Die Kriminalpolizei teilte mit, dass sie sich über die Nationale Einheit zur Bekämpfung von Cyberkriminalität und technologischer Kriminalität an einer globalen Operation unter der Leitung von Europol beteiligt. Diese Operation konzentrierte sich darauf, über 75.000 Personen zu stoppen und zu verhindern, die in "DDoS-for-hire"-Angriffe verwickelt waren, heißt es in einer Erklärung zur Operation "PowerOFF".
DDoS-for-hire"-Angriffe
DDoS-for-hire"-Angriffe (Distributed Denial-of-Service) sind eine Form der Cyberkriminalität, die als Marktplatz für Auftragsarbeiten fungiert, auf dem Cyberangriffe, Vorlagen für Server, Websites oder Online-Dienste, wie z. B. Verkaufsplattformen, erworben werden können.

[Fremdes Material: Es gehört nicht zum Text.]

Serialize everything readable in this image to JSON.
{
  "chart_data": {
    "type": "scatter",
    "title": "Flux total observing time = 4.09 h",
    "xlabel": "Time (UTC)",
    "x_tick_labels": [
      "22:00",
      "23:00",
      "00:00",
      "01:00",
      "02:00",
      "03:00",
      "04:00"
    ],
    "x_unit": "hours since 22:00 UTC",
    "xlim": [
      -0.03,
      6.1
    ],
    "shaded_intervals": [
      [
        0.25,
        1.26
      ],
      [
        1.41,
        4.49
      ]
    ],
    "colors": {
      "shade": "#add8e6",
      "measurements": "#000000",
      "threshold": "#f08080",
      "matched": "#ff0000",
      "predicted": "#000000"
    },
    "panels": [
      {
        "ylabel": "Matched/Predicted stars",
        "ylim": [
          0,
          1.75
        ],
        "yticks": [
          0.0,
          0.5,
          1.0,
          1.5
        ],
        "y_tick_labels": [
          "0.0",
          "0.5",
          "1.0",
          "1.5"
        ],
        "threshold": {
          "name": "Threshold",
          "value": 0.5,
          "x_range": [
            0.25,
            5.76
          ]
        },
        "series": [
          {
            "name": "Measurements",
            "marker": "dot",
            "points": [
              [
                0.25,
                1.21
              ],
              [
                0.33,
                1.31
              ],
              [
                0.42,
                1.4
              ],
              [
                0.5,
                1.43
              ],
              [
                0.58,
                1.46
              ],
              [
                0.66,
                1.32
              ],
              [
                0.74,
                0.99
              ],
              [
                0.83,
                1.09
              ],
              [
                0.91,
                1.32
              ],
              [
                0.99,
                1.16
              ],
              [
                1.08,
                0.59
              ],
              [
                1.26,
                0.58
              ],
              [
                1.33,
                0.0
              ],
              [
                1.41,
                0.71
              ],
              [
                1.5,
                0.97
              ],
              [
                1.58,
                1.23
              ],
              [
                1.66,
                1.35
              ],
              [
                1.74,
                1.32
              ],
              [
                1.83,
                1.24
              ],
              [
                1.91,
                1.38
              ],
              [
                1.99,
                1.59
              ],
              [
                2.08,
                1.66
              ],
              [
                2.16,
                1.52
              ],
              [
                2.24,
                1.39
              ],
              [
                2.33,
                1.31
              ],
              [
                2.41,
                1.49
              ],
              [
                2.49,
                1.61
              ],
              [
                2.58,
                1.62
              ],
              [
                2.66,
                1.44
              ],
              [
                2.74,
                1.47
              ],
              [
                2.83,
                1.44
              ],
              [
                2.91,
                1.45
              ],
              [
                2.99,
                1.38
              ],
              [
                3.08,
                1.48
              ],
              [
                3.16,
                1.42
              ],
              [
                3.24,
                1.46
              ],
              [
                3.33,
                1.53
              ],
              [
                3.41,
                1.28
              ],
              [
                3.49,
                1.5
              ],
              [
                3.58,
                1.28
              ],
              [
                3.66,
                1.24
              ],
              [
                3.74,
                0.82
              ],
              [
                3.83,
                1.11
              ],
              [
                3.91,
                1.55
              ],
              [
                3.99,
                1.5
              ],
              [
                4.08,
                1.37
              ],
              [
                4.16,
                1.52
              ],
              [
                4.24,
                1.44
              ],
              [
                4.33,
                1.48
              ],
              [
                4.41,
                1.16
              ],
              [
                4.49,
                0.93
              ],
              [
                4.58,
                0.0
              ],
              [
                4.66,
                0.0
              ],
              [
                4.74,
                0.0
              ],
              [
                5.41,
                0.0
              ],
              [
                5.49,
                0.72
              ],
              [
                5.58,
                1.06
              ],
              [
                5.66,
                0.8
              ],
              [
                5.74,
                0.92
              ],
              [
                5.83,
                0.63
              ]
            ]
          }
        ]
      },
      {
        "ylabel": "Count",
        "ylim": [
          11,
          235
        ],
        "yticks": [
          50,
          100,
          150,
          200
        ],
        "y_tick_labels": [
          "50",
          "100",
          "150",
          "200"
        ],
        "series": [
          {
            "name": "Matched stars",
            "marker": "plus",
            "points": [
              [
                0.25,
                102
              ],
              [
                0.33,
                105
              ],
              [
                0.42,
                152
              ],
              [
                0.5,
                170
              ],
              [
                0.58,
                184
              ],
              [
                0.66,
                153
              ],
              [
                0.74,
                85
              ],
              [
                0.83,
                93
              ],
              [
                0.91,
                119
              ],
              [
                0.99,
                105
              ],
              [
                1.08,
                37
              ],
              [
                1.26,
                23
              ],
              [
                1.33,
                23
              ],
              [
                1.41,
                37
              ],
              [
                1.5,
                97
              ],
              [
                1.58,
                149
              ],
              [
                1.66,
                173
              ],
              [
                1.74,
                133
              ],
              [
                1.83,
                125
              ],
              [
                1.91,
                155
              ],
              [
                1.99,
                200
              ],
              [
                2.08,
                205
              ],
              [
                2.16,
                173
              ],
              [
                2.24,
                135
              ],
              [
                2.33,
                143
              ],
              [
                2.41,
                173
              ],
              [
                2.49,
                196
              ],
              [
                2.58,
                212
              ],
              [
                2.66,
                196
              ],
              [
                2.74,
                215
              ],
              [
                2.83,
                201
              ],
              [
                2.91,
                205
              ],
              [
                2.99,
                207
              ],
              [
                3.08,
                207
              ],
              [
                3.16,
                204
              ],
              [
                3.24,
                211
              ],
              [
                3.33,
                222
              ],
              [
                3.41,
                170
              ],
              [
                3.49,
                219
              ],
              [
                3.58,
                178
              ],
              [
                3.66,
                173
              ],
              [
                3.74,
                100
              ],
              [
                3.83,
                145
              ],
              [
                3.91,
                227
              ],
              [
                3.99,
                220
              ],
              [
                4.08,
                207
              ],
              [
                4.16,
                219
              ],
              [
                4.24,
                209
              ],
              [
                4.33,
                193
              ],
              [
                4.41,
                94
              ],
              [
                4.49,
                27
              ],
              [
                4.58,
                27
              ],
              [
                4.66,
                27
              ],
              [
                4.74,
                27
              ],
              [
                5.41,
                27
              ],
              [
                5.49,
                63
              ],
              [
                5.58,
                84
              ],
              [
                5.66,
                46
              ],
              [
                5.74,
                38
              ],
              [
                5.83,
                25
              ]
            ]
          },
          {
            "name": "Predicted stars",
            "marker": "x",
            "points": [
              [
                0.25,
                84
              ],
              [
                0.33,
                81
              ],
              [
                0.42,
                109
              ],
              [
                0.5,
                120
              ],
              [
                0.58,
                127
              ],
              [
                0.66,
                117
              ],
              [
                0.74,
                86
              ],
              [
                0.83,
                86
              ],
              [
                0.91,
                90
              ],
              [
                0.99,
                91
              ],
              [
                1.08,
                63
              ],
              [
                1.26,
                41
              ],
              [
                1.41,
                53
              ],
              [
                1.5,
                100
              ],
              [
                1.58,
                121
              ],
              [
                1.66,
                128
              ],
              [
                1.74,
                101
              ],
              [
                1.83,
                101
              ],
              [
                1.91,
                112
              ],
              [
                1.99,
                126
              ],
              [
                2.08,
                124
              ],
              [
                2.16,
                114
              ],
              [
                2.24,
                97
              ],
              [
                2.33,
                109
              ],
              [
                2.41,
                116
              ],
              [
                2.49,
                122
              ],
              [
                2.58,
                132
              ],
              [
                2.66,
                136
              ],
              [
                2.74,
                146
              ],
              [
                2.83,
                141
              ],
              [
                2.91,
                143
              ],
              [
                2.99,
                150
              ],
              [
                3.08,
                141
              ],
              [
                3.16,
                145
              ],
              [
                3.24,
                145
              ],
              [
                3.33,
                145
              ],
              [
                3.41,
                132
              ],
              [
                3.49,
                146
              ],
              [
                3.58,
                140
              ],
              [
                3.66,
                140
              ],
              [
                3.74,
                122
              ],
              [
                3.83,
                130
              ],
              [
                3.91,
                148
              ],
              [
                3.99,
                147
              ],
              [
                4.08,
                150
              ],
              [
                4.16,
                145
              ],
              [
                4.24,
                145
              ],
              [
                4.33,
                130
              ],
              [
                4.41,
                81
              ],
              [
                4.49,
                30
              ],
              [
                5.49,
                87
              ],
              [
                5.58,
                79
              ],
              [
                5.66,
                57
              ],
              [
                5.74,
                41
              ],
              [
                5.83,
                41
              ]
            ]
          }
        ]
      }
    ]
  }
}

Bei diesen Angriffen werden Seiten oder Dienste mit betrügerischen Verbindungsanfragen überflutet. Diese Anfragen werden von Botnetzen erzeugt: Netze von Robotern oder Computern, die mit bösartiger Software (Malware) infiziert sind. Ziel ist es, den Dienst für legitime Nutzer unerreichbar zu machen. Durch die betrügerischen Anfragen wird der Dienst überlastet, so dass er nicht mehr in der Lage ist, auf die große Zahl der eingehenden Verbindungen zu reagieren.
"Booter-Dienste ermöglichen es Benutzern, DDoS-Angriffe gegen bestimmte Websites, Server oder Netzwerke zu starten. Ihre Infrastruktur besteht aus Servern, Datenbanken und anderen technischen Komponenten, die DDoS-Aktivitäten auf Bestellung ermöglichen. Durch die Beschlagnahme dieser Infrastrukturen konnten die Behörden diese kriminellen Operationen stoppen und weiteren Schaden von den Opfern abwenden", heißt es in der Erklärung der PJ.
"Die Polizei erhielt auch Datenbanken, die den Europol-Experten halfen, ihre Partner zu unterstützen, indem sie Informationen über mehr als drei Millionen Benutzerkonten lieferten", so die PJ.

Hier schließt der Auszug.